Au-delà du mécanisme juridique créé par cet article, c’est le message politique envoyé qui est primordial. Ce message est aussi celui du Gouvernement : des solutions contractuelles garantissant une juste rémunération de l’ensemble des créateurs concernés doivent être trouvées, et ce rapidement. Chacun est appelé à prendre ses responsabilités pour mettre au point des solutions concrètes et ambitieuses.
C’est pourquoi je me félicite du signal que vous adresserez aux acteurs concernés, si vous adoptez l’article 2 A. Le Gouvernement qui fait sien cet engagement en faveur de la juste rémunération des créateurs continuera de suivre attentivement l’évolution de la situation au cours des prochaines semaines et des prochains mois.
M. le président. Je mets aux voix l’article 2 A.
(L’article 2 A est adopté.)
Article 2
Au premier alinéa de l’article L. 216-1 du code de la propriété intellectuelle, le mot : « télédiffusion » est remplacé par les mots : « radiodiffusion ou télédiffusion, leur mise à disposition du public en ligne ».
M. le président. Je suis saisi de deux amendements identiques.
L’amendement n° 5 rectifié bis est présenté par MM. Decool, Malhuret, Chasseing, Guerriau, Lagourgue, A. Marc et Médevielle, Mmes Mélot et Paoli-Gagin, M. Regnard, Mmes Garriaud-Maylam et Dumont, MM. Lefèvre, Pellevat, Cigolotti, Moga, Bouchet et Daubresse, Mme Saint-Pé et MM. Laménie et Guiol.
L’amendement n° 84 rectifié bis est présenté par Mme N. Delattre, MM. Fialaire, Artano, Bilhac et Cabanel, Mme M. Carrère, MM. Gold et Guérini, Mme Guillotin et M. Requier.
Ces deux amendements sont ainsi libellés :
Rédiger ainsi cet article :
L’article L. 216-1 du code de la propriété intellectuelle est ainsi modifié :
1° Le premier alinéa est ainsi modifié :
a) Après le mot : « autorisation », il est inséré le mot : « préalable » ;
b) Après le mot : « programmes », sont insérés les mots : « sur tout type de support » ;
c) Les mots : « , leur télédiffusion » sont supprimés ;
d) Les mots : « dans un lieu accessible à celui-ci moyennant paiement d’un droit d’entrée » sont remplacés par les mots : « , notamment par tout procédé de télécommunication, autre que celle mentionnée au 4° de l’article L. 214-1 »

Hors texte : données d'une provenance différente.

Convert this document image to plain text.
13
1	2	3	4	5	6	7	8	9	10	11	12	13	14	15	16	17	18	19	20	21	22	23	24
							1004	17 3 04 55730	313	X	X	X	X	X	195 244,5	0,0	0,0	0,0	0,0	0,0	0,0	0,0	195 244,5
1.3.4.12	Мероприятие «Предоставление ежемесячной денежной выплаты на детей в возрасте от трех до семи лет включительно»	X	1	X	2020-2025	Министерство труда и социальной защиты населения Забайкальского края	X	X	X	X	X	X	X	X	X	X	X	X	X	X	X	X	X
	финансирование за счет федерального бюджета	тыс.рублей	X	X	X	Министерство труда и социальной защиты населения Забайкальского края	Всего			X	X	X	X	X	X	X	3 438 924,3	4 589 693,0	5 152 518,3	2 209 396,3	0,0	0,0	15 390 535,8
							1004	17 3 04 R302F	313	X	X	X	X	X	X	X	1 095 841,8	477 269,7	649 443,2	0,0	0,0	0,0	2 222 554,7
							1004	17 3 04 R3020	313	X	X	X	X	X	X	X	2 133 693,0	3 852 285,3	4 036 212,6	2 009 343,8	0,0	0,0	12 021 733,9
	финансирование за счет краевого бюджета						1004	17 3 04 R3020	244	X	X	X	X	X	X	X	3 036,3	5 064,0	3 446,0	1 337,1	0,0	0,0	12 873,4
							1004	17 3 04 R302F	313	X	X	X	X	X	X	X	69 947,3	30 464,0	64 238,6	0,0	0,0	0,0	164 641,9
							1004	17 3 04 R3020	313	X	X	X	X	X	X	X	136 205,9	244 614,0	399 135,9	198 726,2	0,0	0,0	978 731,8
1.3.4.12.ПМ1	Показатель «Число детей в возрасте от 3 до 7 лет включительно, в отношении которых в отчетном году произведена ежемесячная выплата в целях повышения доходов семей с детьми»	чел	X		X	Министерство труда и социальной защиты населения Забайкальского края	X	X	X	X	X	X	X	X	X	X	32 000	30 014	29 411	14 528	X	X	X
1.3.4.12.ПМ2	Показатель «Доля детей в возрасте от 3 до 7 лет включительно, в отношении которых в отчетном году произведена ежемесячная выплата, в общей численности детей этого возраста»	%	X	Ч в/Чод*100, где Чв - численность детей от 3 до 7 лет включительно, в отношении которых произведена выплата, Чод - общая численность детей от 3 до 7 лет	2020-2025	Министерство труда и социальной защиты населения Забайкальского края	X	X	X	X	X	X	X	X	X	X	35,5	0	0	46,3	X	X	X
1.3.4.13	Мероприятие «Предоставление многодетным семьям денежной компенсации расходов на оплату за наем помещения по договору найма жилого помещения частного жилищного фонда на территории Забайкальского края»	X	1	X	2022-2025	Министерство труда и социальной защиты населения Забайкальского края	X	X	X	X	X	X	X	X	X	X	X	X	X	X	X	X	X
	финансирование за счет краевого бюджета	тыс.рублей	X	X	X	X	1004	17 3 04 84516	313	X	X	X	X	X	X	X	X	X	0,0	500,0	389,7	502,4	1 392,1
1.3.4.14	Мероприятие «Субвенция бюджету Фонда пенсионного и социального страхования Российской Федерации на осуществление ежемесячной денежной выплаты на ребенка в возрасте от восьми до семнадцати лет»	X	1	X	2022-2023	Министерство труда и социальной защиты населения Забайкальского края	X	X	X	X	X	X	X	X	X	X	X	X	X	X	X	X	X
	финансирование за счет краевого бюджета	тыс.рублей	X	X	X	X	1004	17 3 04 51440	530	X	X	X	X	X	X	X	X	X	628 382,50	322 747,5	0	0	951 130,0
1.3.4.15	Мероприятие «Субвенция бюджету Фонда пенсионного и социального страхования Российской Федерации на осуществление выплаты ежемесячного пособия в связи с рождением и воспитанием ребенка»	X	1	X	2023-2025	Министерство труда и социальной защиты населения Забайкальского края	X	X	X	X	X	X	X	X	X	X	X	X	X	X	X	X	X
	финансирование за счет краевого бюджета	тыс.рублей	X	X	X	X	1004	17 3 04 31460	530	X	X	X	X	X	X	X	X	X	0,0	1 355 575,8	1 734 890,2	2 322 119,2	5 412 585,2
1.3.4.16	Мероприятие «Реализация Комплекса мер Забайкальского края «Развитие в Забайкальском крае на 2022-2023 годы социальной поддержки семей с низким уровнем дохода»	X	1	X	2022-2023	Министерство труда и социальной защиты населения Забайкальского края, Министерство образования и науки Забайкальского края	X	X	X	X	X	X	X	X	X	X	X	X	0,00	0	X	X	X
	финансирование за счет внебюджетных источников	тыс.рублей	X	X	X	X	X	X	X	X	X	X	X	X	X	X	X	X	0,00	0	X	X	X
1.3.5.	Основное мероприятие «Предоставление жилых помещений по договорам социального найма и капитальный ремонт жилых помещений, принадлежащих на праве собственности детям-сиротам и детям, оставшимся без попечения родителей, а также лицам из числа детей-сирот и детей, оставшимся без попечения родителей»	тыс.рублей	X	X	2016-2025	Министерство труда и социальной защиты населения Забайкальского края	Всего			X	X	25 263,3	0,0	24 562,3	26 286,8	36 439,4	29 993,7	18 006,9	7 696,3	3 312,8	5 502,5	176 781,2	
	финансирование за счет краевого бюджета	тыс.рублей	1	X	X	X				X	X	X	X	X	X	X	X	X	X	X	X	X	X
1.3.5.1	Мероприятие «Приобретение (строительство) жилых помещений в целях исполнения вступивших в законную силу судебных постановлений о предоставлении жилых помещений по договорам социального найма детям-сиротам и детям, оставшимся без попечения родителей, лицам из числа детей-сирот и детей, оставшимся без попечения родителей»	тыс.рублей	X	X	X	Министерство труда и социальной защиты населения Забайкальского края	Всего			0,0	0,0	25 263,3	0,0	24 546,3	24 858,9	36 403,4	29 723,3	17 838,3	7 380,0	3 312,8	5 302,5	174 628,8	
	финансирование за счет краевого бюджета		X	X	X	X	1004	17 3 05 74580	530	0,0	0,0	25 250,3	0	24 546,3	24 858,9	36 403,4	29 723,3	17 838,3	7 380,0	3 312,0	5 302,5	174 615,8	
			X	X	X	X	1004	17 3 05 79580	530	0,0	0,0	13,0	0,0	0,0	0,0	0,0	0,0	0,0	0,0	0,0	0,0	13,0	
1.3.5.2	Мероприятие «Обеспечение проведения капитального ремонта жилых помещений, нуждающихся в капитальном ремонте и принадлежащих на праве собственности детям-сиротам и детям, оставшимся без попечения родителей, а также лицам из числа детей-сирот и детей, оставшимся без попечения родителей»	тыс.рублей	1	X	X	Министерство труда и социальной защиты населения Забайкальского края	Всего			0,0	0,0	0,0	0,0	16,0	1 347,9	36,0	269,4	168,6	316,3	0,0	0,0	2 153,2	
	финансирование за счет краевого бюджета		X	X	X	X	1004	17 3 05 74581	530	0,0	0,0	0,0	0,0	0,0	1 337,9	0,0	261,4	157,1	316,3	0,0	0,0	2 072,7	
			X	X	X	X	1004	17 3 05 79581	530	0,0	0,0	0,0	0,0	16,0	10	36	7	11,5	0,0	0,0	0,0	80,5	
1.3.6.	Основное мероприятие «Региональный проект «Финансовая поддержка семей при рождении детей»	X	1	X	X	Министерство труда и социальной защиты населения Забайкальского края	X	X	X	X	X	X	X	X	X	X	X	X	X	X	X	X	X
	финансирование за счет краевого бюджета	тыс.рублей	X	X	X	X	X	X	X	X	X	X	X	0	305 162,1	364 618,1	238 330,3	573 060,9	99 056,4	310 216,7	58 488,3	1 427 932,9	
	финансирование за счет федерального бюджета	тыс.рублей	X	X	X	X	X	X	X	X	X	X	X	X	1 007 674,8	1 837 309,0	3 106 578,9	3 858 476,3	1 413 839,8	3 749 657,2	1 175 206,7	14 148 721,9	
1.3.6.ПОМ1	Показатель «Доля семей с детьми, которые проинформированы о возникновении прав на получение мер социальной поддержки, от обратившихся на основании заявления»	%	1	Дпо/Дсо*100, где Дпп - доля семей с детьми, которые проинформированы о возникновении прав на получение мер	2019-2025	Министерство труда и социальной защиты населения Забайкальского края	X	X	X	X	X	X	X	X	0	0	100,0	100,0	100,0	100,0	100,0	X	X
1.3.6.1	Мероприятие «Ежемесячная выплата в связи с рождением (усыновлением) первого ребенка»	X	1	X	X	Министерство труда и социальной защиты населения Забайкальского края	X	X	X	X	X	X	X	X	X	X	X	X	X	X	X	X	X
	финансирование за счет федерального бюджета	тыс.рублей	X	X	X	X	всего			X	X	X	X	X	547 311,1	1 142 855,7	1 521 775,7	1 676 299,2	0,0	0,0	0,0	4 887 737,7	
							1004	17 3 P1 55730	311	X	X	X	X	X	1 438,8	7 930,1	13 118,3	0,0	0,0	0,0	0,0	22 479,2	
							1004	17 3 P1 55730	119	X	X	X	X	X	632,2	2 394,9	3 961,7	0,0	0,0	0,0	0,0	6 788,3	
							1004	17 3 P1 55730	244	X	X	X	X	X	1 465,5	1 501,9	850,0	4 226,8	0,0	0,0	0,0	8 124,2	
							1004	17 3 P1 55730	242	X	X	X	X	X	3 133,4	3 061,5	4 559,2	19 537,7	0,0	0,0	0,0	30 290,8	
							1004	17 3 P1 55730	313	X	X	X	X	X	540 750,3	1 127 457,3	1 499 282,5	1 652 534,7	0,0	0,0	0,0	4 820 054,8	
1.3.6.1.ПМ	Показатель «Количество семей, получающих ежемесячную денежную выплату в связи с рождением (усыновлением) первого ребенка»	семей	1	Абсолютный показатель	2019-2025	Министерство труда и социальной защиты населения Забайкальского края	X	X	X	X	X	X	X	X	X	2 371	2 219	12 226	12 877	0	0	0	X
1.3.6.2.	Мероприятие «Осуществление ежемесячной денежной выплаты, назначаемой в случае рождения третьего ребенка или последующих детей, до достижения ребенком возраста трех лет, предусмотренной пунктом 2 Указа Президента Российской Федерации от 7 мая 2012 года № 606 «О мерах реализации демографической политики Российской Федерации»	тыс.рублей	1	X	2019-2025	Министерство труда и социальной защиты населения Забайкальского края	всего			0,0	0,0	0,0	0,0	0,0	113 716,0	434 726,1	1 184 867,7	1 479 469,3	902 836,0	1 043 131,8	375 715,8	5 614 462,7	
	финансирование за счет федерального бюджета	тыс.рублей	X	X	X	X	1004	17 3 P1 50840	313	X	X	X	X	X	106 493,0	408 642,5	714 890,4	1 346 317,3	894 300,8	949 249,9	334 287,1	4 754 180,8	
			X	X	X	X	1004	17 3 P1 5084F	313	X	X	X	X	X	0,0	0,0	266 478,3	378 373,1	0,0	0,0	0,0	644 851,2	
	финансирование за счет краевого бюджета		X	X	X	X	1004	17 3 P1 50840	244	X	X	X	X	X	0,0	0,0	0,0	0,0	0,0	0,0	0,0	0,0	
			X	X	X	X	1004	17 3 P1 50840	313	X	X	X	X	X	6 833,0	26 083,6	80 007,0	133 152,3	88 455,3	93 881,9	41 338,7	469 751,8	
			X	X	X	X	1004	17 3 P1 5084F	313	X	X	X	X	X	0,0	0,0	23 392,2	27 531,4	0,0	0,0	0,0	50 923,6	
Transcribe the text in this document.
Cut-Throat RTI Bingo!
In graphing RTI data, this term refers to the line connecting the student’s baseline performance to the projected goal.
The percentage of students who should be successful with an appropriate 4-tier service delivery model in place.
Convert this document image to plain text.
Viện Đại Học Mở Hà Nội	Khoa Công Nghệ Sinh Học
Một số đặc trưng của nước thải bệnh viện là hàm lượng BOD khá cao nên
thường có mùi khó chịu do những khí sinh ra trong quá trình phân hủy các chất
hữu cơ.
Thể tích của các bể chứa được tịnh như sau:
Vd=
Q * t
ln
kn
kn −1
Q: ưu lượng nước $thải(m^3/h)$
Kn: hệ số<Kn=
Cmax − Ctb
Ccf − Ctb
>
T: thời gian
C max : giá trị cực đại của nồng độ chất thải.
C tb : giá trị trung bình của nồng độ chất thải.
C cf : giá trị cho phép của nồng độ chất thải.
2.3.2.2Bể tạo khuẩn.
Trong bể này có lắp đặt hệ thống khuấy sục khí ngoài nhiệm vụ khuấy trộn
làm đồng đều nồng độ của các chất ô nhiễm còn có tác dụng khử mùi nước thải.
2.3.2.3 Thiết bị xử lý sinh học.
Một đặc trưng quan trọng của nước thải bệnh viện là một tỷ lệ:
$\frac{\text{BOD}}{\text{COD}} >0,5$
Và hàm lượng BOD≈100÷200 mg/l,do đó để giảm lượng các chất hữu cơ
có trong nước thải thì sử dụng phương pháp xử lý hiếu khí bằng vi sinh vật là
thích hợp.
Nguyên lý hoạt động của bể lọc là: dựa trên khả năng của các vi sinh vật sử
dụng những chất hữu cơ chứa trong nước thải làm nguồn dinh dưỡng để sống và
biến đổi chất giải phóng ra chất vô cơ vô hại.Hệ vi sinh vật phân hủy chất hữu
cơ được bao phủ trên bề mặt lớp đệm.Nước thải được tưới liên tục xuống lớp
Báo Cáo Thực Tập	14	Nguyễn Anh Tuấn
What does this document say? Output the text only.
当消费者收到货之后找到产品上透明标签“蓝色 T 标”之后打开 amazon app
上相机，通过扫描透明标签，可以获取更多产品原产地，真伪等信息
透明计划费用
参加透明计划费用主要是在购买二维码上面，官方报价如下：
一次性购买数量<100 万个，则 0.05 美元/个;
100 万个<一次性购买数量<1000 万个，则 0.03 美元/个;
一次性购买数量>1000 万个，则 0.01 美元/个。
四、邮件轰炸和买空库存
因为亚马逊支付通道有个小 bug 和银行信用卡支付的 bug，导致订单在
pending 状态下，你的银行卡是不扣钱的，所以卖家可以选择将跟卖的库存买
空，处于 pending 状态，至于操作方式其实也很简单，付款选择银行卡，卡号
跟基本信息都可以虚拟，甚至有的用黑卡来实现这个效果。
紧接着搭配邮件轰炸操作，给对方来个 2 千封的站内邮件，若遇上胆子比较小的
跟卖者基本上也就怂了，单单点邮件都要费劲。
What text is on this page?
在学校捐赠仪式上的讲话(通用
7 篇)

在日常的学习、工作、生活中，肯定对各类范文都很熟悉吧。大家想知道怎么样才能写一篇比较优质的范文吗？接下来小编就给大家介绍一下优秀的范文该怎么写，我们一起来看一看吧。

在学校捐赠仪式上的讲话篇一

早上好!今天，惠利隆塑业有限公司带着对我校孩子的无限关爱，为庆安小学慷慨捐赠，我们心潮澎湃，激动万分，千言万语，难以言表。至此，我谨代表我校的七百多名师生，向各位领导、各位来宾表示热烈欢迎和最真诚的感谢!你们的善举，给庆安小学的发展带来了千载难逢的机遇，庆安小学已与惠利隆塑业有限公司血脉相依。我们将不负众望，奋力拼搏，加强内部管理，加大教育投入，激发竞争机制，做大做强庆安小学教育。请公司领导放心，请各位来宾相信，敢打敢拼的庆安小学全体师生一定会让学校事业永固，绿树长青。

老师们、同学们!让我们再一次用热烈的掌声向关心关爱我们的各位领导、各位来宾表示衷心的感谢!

2° Après le même premier alinéa, il est inséré un alinéa ainsi rédigé :
« L’autorisation accordée par l’entreprise de communication audiovisuelle pour la reproduction ou la communication au public de ses programmes fixe les conditions de l’exploitation de ceux-ci sur les plans technique et financier. »
La parole est à M. Jean-Pierre Decool, pour présenter l’amendement n° 5 rectifié bis.
M. Jean-Pierre Decool. Il est défendu.
M. le président. La parole est à Mme Véronique Guillotin, pour présenter l’amendement n° 84 rectifié bis.
Mme Véronique Guillotin. Cet amendement vise à renforcer les droits voisins des éditeurs audiovisuels, afin que les radios et les télévisions conservent le bénéfice de la valeur de leurs programmes.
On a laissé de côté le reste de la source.